White's not wrong when he says November is too long; it's why I went from viewing Bisping-GSP as a tolerable if complicated diversion for the sake of business, history and legacy to seeing it as a farce. On the other hand, he's the UFC president, and that's a detail that should've been ironed out before mucking up the middleweight picture and giving his own fighters the ability to weaponize the promotion's public failure against it. Bisping-Romero on July 8 or even shortly after if need be is a wonderful and just fight. St. Pierre can still fight Bisping if the champ retains his title. If Romero topples Bisping and St. Pierre isn't hip to that, they can still have White browbeat “Rush” in the media until he at least fights Silva.
As I said, sanity prevailed but not for sanity's sake.
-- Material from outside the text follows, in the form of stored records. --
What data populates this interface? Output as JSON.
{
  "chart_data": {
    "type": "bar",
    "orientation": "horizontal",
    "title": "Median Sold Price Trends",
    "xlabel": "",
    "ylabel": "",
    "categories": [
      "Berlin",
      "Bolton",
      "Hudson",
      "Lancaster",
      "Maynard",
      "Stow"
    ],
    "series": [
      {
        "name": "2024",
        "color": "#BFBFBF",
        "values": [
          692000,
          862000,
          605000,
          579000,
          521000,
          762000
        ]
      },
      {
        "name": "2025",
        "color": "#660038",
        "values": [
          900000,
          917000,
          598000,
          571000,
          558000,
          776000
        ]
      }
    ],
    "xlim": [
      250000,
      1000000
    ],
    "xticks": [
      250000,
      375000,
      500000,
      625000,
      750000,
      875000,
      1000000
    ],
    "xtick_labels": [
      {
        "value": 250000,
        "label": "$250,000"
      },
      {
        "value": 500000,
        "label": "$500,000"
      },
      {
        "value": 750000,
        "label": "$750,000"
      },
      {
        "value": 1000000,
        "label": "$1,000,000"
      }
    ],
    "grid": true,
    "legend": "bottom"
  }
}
It was only because the same compulsion that drove the company to bungle Bisping-GSP -- “We need money-making fights now!” -- also meant that another four months with Bisping and the middleweight title on the shelf was simply too long when the UFC is this desperate. I liked the UFC's attempt, however dubious its catalyst, to go off the beaten path in pursuit of a blockbuster fight, but the execution was terrible. The UFC is back on the well-trodden road, but found it by stupidly stumbling in the dark for 10 weeks without a map or a clue.